KALEM SURESİ « Haberler Güngören
KALEM SURESİ

KALEM SURESİ

Yazar: İkra Admin
10 Aralık 2019
1232

“Ben Varım”

Güngören temsilciliğimizin 9 Aralık 2019 Pazartesi akşamı hocası İKRA Derneği Genel Başkanı İlahiyatçı Mehmet ÇELİK hocamız idi. Mehmet hocamız bu hafta bizlere Kalem suresinin tefsirini yaptı. Hocamızdan özetle;

Kalem suresi, Peygamberliğin ilk yıllarında nazil olmuştur. O yıllarda zenginlerin çok zengin, fakirlerin tamamen yoksul olduğu, insanların sadece karnını doyurmayı düşündüğü, kadınların alınıp satıldığı, kişi haysiyetsiz olsa dahi parası var ise değer gördüğü yıllardı. İşte böyle bir ortamda, bu tarz kişilere İslam’ı tebliğ edecek olan Peygamberimizi Allah bu sure ile hazırlıyor. Karşısındaki kişinin önce karakterini Peygamberimize öğretirken, onların karşısında kendisinden emin bir şekilde durarak ayakları titremeden İslam’ı tebliğ etmesi gerektiğini öğretiyor.

Bizlerde bugün bu ayetlerden öğreniyoruz ki, doğru söyleyenler müminlerdir. Karşımızda kim olursa olsun, biz kendimizden emin bir şekilde karşılarında durmalıyız.

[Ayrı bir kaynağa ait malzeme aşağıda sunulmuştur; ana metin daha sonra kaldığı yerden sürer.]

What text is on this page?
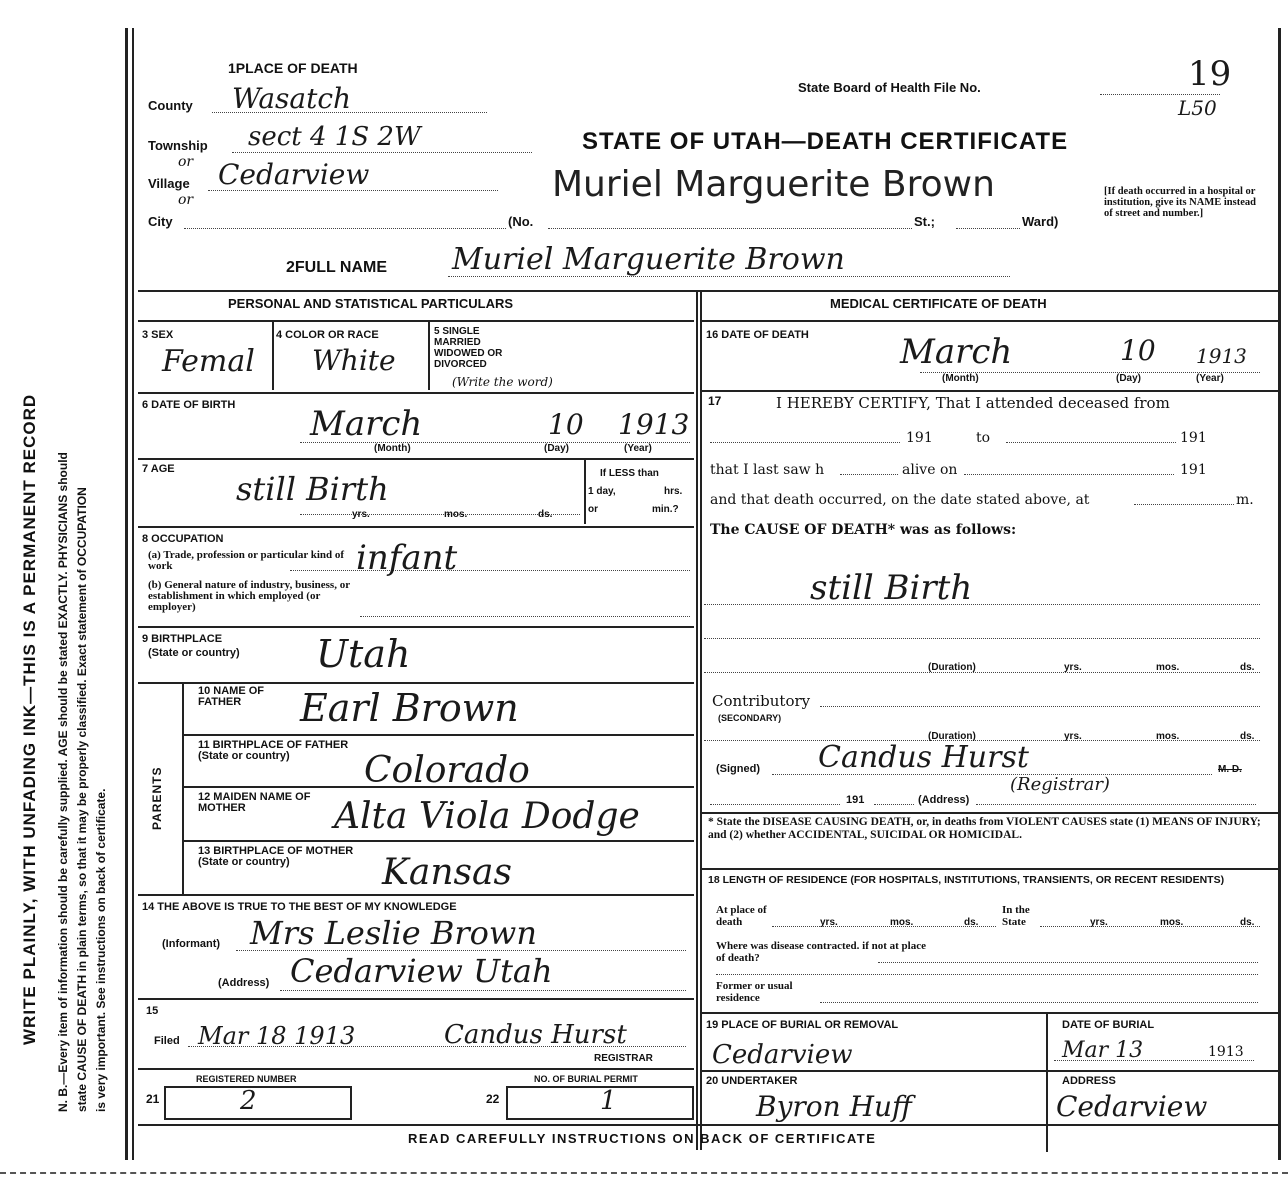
WRITE PLAINLY, WITH UNFADING INK—THIS IS A PERMANENT RECORD N. B.—Every item of information should be carefully supplied. AGE should be stated EXACTLY. PHYSICIANS should state CAUSE OF DEATH in plain terms, so that it may be properly classified. Exact statement of OCCUPATION is very important. See instructions on back of certificate.
1PLACE OF DEATH
County Wasatch
Township sect 4 1S 2W
or
Village Cedarview
or
City	(No.	St.;	Ward)
State Board of Health File No.	19
L50
STATE OF UTAH—DEATH CERTIFICATE
Muriel Marguerite Brown	[If death occurred in a hospital or institution, give its NAME instead of street and number.]
2FULL NAME Muriel Marguerite Brown
PERSONAL AND STATISTICAL PARTICULARS
3 SEX
Femal
4 COLOR OR RACE
White
5 SINGLE MARRIED WIDOWED OR DIVORCED
(Write the word)
6 DATE OF BIRTH March	10 1913
(Month)	(Day)	(Year)
7 AGE
still Birth
yrs.	mos.	ds.
If LESS than
1 day,	hrs.
or	min.?
8 OCCUPATION
(a) Trade, profession or particular kind of work
(b) General nature of industry, business, or establishment in which employed (or employer)
infant
9 BIRTHPLACE
(State or country) Utah
PARENTS
10 NAME OF FATHER	Earl Brown
11 BIRTHPLACE OF FATHER (State or country)	Colorado
12 MAIDEN NAME OF MOTHER	Alta Viola Dodge
13 BIRTHPLACE OF MOTHER (State or country)	Kansas
14 THE ABOVE IS TRUE TO THE BEST OF MY KNOWLEDGE
(Informant) Mrs Leslie Brown
(Address) Cedarview Utah
15
Filed Mar 18 1913	Candus Hurst
REGISTRAR
REGISTERED NUMBER
21	2	22
NO. OF BURIAL PERMIT
1
MEDICAL CERTIFICATE OF DEATH
16 DATE OF DEATH	March	10 1913
(Month)	(Day)	(Year)
17	I HEREBY CERTIFY, That I attended deceased from
191	to	191
that I last saw h	alive on	191
and that death occurred, on the date stated above, at	m.
The CAUSE OF DEATH* was as follows:
still Birth
(Duration)	yrs.	mos.	ds.
Contributory
(SECONDARY)
(Duration)	yrs.	mos.	ds.
(Signed) Candus Hurst
(Registrar)
M. D.
191	(Address)
* State the DISEASE CAUSING DEATH, or, in deaths from VIOLENT CAUSES state (1) MEANS OF INJURY; and (2) whether ACCIDENTAL, SUICIDAL OR HOMICIDAL.
18 LENGTH OF RESIDENCE (FOR HOSPITALS, INSTITUTIONS, TRANSIENTS, OR RECENT RESIDENTS)
At place of death	yrs.	mos.	ds.
In the State	yrs.	mos.	ds.
Where was disease contracted. if not at place of death?
Former or usual residence
19 PLACE OF BURIAL OR REMOVAL
Cedarview
DATE OF BURIAL
Mar 13	1913
20 UNDERTAKER
Byron Huff
ADDRESS
Cedarview
READ CAREFULLY INSTRUCTIONS ON BACK OF CERTIFICATE
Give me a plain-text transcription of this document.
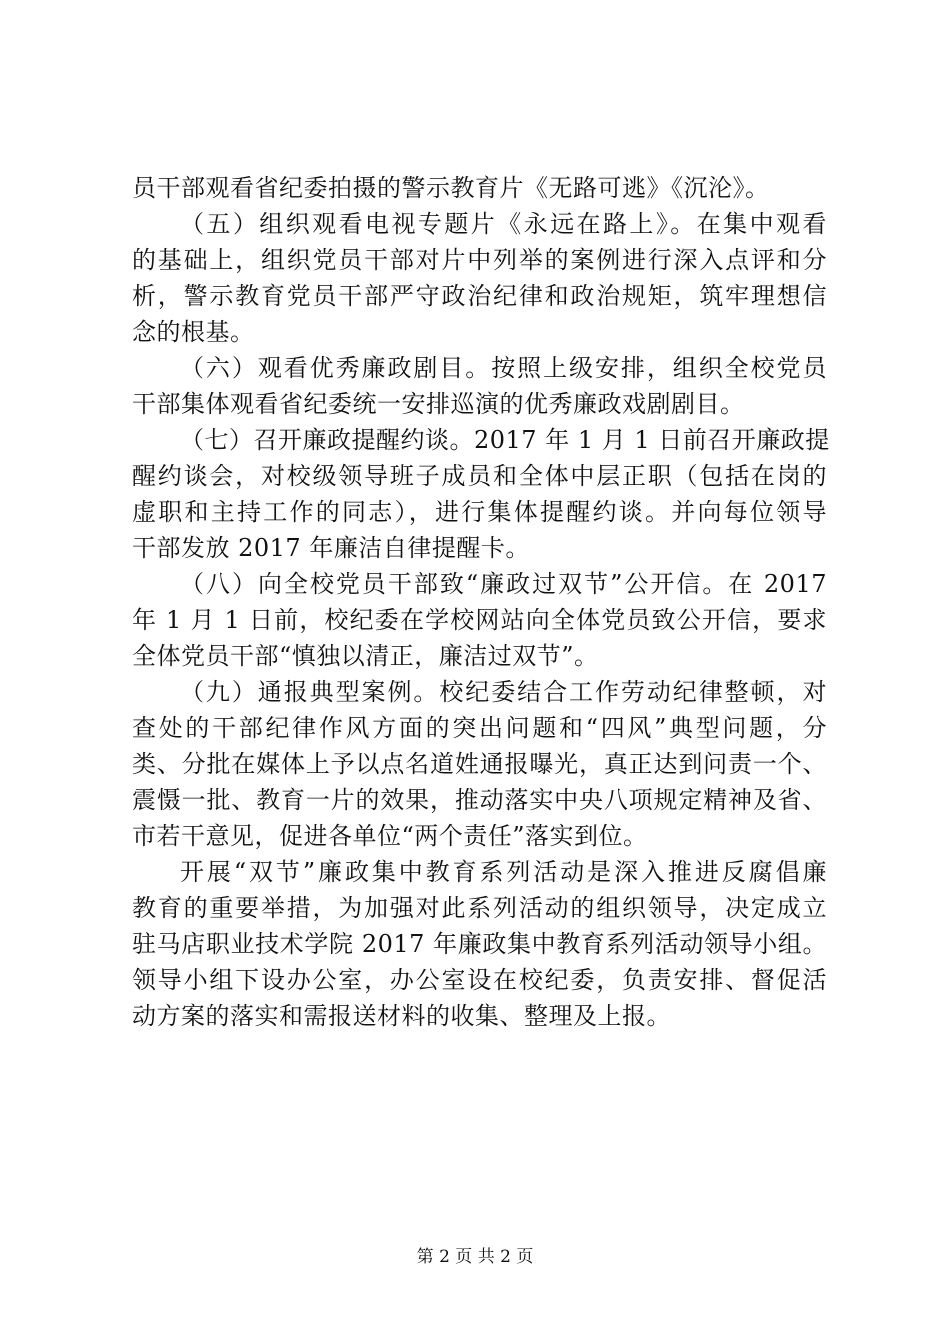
员干部观看省纪委拍摄的警示教育片《无路可逃》《沉沦》。
（五）组织观看电视专题片《永远在路上》。在集中观看
的基础上，组织党员干部对片中列举的案例进行深入点评和分
析，警示教育党员干部严守政治纪律和政治规矩，筑牢理想信
念的根基。
（六）观看优秀廉政剧目。按照上级安排，组织全校党员
干部集体观看省纪委统一安排巡演的优秀廉政戏剧剧目。
（七）召开廉政提醒约谈。2017 年 1 月 1 日前召开廉政提
醒约谈会，对校级领导班子成员和全体中层正职（包括在岗的
虚职和主持工作的同志），进行集体提醒约谈。并向每位领导
干部发放 2017 年廉洁自律提醒卡。
（八）向全校党员干部致“廉政过双节”公开信。在 2017
年 1 月 1 日前，校纪委在学校网站向全体党员致公开信，要求
全体党员干部“慎独以清正，廉洁过双节”。
（九）通报典型案例。校纪委结合工作劳动纪律整顿，对
查处的干部纪律作风方面的突出问题和“四风”典型问题，分
类、分批在媒体上予以点名道姓通报曝光，真正达到问责一个、
震慑一批、教育一片的效果，推动落实中央八项规定精神及省、
市若干意见，促进各单位“两个责任”落实到位。
开展“双节”廉政集中教育系列活动是深入推进反腐倡廉
教育的重要举措，为加强对此系列活动的组织领导，决定成立
驻马店职业技术学院 2017 年廉政集中教育系列活动领导小组。
领导小组下设办公室，办公室设在校纪委，负责安排、督促活
动方案的落实和需报送材料的收集、整理及上报。
第 2 页 共 2 页
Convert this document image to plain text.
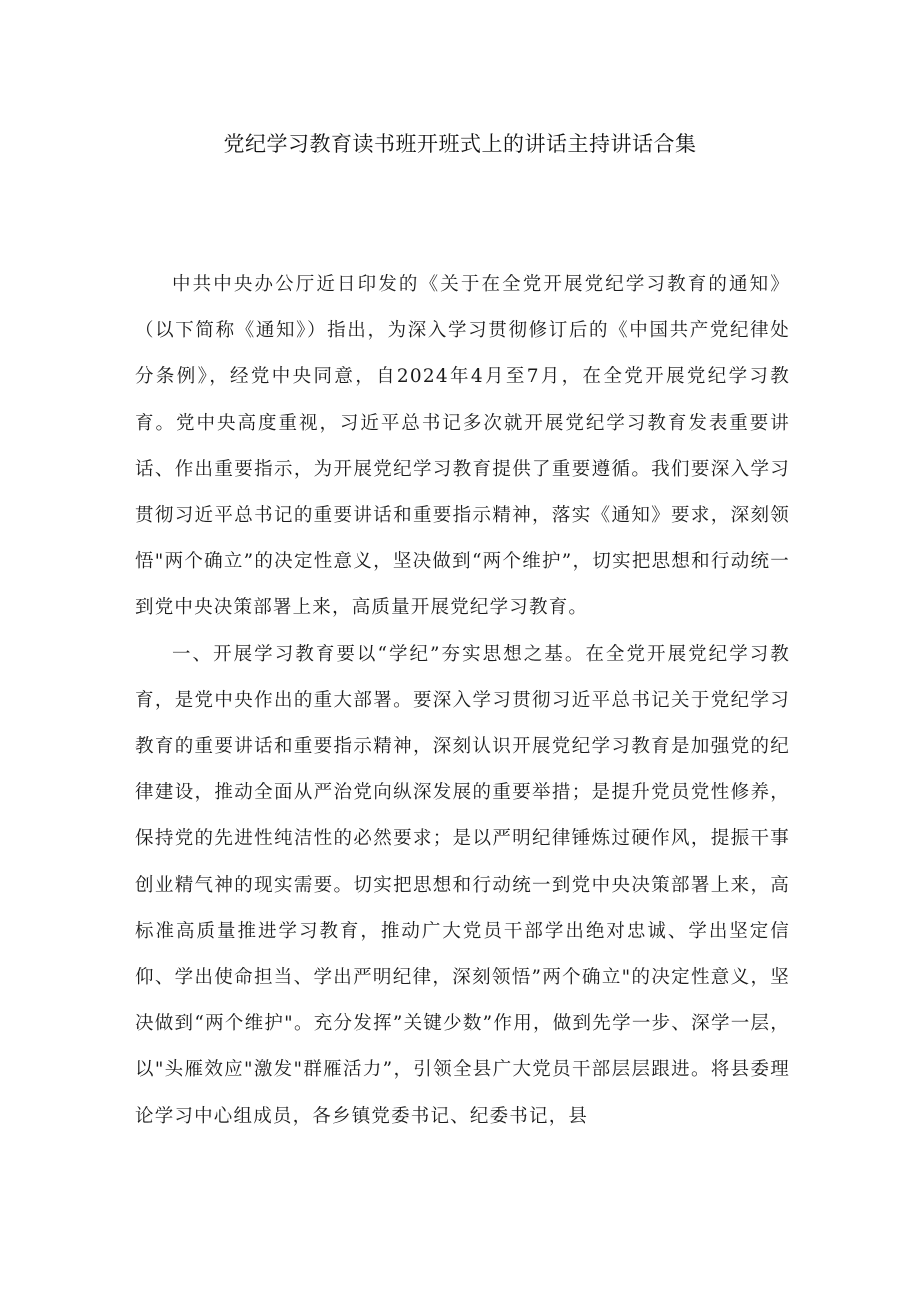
党纪学习教育读书班开班式上的讲话主持讲话合集

中共中央办公厅近日印发的《关于在全党开展党纪学习教育的通知》（以下简称《通知》）指出，为深入学习贯彻修订后的《中国共产党纪律处分条例》，经党中央同意，自2024年4月至7月，在全党开展党纪学习教育。党中央高度重视，习近平总书记多次就开展党纪学习教育发表重要讲话、作出重要指示，为开展党纪学习教育提供了重要遵循。我们要深入学习贯彻习近平总书记的重要讲话和重要指示精神，落实《通知》要求，深刻领悟"两个确立”的决定性意义，坚决做到“两个维护”，切实把思想和行动统一到党中央决策部署上来，高质量开展党纪学习教育。

一、开展学习教育要以“学纪”夯实思想之基。在全党开展党纪学习教育，是党中央作出的重大部署。要深入学习贯彻习近平总书记关于党纪学习教育的重要讲话和重要指示精神，深刻认识开展党纪学习教育是加强党的纪律建设，推动全面从严治党向纵深发展的重要举措；是提升党员党性修养，保持党的先进性纯洁性的必然要求；是以严明纪律锤炼过硬作风，提振干事创业精气神的现实需要。切实把思想和行动统一到党中央决策部署上来，高标准高质量推进学习教育，推动广大党员干部学出绝对忠诚、学出坚定信仰、学出使命担当、学出严明纪律，深刻领悟”两个确立"的决定性意义，坚决做到“两个维护"。充分发挥”关键少数”作用，做到先学一步、深学一层，以"头雁效应"激发"群雁活力”，引领全县广大党员干部层层跟进。将县委理论学习中心组成员，各乡镇党委书记、纪委书记，县
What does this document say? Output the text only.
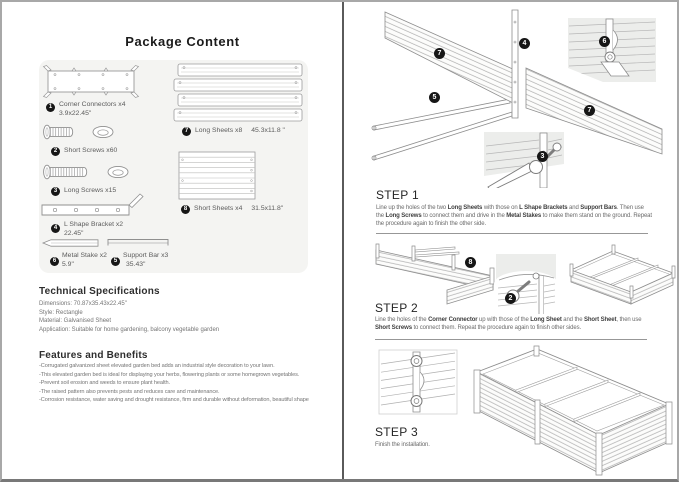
Package Content
1	Corner Connectors x4
3.9x22.45"
2	Short Screws x60
3	Long Screws x15
4	L Shape Bracket x2
22.45"
6
Metal Stake x2
5.9"	5
Support Bar x3
35.43"
7	Long Sheets x8 45.3x11.8 "
8	Short Sheets x4 31.5x11.8"
Technical Specifications
Dimensions: 70.87x35.43x22.45"
Style: Rectangle
Material: Galvanised Sheet
Application: Suitable for home gardening, balcony vegetable garden
Features and Benefits
-Corrugated galvanized sheet elevated garden bed adds an industrial style decoration to your lawn.
-This elevated garden bed is ideal for displaying your herbs, flowering plants or some homegrown vegetables.
-Prevent soil erosion and weeds to ensure plant health.
-The raised pattern also prevents pests and reduces care and maintenance.
-Corrosion resistance, water saving and drought resistance, firm and durable without deformation, beautiful shape
7
4
5
7
3
6
STEP 1
Line up the holes of the two Long Sheets with those on L Shape Brackets and Support Bars. Then use the Long Screws to connect them and drive in the Metal Stakes to make them stand on the ground. Repeat the procedure again to finish the other side.
8
2
STEP 2
Line the holes of the Corner Connector up with those of the Long Sheet and the Short Sheet, then use Short Screws to connect them. Repeat the procedure again to finish other sides.
STEP 3
Finish the installation.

1-2 Nûn. Kaleme ve (yazanların) onunla yazdıklarına and olsun ki sen -Rabbinin lütfu sayesinde- asla deli değilsin.

3) Hiç şüphesiz senin için bitip tükenmeyen bir ödül vardır.

4) Sen elbette üstün bir ahlâka sahipsin.

5-6) Aranızdan hanginizin aklı bozuk olduğunu yakında sen de göreceksin, onlar da görecekler.

7﴿  Doğrusu, yolundan sapan kimseyi en iyi bilen Rabbindir; hidayete erenleri de en iyi bilen O’dur.

Bu ayetlerden anlıyoruz ki, Allah'ın emirleri doğrultusunda olan biz müminler dosdoğru olmalıyız. Doğru olanların sözleri de doğrudur. İslam’ı tebliğ etmek, doğru yol üzere olan müminlerin görevidir. İslam’ı tebliğ etmek için de bilgi ve donanım sahibi olmakla beraber güzel ahlâklı da olmamız gerekir.

Hiç şüphesiz ki doğru yolda olan ile olmayanı hakkıyla bilen Allah'dır. Güzel ahlâk ile Allah'ın emirleri doğrultusunda ilerleyenleri de, onlara deli yada yalancı diyenleri Allah görüp ve işitendir.

Bizler de her daim hazırlıklı olmalıyız, bugün yarın biri bize söz verir ise, yahut bir görev verilir ise kendimizi hazır hissetmeliyiz. Bir başkası yapar, nasıl olsa, bir yapan var demeden ben varım diyerek her daim Allah'ın emirlerini yeryüzüne yaymaya hazır olmayız.